Em relação aos resultados, as autoras afirmam:
As quarenta e seis resenhas de livro coletadas nessa disciplina foram
desenvolvidas a partir de Koch e Elias (2009) ou de Antunes (2006), sendo a
metade delas de primeira versão e a outra de segunda. Das primeiras vinte e
três resenhas, seis demonstravam mais influência do contexto de produção,
com linguagem mais autônoma, acadêmica e, estruturalmente, organizada
para o gênero em questão; ao passo que dezessete não cumpriam as
expectativas para o contexto em que se encontravam. (SOUZA; SILVA,
2017, p. 62).
Dessa forma, as autoras afirmam que um trabalho de refacção mostra-se necessário caso
os alunos não atinjam o nível acadêmico esperado.

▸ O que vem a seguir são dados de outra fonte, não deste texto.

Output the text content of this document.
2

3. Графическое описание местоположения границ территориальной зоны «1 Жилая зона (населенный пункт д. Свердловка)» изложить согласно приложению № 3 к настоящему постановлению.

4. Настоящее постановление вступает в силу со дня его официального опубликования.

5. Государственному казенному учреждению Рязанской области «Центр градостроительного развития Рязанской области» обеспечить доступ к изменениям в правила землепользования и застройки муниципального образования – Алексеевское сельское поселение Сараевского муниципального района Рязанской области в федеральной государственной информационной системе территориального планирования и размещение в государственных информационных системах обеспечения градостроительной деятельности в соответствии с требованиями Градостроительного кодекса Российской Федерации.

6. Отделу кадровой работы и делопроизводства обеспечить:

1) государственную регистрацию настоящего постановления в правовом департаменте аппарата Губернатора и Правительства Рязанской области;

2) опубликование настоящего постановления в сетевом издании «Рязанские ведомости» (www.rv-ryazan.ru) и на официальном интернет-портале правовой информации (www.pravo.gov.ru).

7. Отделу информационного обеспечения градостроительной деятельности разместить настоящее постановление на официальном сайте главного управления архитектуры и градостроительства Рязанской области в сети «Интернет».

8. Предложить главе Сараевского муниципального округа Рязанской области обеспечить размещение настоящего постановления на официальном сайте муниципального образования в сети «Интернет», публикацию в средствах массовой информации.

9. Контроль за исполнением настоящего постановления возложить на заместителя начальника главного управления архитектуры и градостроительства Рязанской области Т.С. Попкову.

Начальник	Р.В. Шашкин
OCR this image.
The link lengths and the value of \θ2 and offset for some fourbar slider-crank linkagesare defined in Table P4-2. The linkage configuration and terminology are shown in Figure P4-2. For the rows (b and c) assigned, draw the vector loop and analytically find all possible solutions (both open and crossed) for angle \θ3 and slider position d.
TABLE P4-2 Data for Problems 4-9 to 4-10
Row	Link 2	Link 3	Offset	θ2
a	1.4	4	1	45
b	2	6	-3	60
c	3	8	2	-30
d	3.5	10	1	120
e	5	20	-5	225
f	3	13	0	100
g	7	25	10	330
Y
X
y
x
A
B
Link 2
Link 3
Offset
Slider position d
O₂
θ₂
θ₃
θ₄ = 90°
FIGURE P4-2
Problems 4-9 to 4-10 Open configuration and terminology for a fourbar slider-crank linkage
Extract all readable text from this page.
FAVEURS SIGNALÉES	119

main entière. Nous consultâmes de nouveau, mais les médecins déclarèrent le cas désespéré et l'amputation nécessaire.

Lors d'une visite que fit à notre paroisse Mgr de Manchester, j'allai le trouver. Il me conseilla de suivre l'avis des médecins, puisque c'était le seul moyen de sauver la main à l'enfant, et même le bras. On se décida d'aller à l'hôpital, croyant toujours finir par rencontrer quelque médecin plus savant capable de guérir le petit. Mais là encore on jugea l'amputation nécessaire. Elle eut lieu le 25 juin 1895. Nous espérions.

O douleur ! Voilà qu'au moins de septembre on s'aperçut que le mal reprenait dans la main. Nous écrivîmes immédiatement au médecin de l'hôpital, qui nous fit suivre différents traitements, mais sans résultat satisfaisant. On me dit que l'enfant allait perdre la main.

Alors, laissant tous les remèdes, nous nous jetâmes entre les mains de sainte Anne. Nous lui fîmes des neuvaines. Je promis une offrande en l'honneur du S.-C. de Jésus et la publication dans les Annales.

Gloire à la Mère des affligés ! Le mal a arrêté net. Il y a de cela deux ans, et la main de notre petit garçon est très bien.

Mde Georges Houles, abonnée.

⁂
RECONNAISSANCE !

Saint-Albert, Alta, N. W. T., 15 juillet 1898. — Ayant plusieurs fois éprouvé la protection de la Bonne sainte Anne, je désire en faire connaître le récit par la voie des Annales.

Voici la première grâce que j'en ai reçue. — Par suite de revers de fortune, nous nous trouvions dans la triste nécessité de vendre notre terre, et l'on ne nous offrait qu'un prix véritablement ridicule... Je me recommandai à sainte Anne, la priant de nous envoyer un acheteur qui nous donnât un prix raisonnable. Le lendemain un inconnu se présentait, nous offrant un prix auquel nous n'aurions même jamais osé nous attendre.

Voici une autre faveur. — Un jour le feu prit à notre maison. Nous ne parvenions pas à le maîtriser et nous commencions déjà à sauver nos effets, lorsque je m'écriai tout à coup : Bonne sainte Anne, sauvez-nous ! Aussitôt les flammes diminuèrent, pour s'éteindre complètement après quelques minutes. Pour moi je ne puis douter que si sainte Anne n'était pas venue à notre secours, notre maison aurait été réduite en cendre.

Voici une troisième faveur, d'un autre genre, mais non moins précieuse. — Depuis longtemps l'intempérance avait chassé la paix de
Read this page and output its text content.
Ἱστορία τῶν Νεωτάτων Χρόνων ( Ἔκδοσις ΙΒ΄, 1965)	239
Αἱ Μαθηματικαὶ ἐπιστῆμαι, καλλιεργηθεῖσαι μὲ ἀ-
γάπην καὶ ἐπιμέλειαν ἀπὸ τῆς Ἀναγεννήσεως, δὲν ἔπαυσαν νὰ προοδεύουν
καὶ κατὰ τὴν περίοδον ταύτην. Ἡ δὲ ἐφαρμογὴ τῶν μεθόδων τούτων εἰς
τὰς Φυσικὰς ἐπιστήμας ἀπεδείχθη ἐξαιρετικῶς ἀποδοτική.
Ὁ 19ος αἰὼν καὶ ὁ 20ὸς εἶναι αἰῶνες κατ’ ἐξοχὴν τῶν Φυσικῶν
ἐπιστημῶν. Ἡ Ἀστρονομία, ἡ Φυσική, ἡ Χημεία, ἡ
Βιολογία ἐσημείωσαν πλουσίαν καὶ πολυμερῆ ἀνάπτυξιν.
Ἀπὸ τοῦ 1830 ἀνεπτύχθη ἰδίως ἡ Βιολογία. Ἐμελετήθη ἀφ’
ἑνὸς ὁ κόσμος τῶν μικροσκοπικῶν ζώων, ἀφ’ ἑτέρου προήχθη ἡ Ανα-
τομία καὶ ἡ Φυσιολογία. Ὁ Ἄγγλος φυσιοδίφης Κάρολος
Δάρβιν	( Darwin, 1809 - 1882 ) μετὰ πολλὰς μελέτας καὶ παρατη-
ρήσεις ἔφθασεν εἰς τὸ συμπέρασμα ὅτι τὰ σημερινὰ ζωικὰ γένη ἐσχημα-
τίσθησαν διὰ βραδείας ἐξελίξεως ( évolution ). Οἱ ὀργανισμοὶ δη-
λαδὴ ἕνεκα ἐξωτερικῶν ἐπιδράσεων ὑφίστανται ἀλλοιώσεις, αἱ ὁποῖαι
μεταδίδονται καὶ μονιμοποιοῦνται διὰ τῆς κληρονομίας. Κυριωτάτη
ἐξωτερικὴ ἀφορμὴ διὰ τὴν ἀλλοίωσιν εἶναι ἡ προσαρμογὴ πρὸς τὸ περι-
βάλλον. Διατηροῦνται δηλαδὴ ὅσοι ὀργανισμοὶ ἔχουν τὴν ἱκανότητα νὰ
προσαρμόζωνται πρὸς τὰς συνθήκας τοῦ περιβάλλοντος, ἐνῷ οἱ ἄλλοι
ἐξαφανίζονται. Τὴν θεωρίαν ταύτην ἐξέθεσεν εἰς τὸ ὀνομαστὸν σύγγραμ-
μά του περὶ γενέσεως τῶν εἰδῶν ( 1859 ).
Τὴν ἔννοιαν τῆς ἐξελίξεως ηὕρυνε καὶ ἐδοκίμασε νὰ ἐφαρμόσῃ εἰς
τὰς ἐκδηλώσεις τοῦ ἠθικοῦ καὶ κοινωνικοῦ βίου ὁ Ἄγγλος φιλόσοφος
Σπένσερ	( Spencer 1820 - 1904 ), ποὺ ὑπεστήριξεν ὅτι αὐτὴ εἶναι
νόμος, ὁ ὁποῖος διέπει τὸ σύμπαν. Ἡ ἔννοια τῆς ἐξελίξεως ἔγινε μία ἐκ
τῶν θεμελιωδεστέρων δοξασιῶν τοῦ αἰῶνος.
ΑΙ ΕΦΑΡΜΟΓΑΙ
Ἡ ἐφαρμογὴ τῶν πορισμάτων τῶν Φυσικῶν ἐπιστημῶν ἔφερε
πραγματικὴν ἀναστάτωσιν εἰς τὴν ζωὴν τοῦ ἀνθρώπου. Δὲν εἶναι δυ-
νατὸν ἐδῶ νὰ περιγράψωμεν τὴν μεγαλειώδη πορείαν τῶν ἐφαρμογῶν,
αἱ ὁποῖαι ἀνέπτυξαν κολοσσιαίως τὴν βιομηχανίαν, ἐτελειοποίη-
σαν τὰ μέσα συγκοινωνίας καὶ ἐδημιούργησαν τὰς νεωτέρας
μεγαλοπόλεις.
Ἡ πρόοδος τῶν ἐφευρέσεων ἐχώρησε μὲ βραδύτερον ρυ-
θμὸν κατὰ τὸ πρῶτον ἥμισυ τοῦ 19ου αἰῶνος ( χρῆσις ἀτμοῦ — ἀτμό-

Outro trabalho sobre o gênero em questão no contexto universitário foi produzido por
Oliveira (2017). Também considerando os pressupostos de Lea e Street (1998) sobre os
modelos de letramento, a autora analisou uma aula sobre resenha de um professor de uma
universidade privada de São Paulo e avaliou as produções dos alunos a partir dos comandos
dados em sala de aula.
Como resultado, a autora percebeu que o professor deu muita ênfase na composição do
gênero e supôs que seus alunos já soubessem como escrever o texto solicitado. Por conta dessa
postura, Oliveira (2017) enfatiza que
(...) nas aulas do professor, a emergência dos modelos de socialização
acadêmica e de habilidades deu-se de maneira concomitante, pois, à medida
que o professor socializava com os alunos dois dos aspectos composicionais
do gênero, o seu conceito de resenha, a forma com a qual gostaria que os
comentários fossem feitos e as capacidades de leitura envolvidas na produção
da resenha, ocorria também a emergência do modelo das habilidades,
configurado na pressuposição de que os alunos eram leitores e escritores
proficientes”. (OLIVEIRA, 2017, p.138-139)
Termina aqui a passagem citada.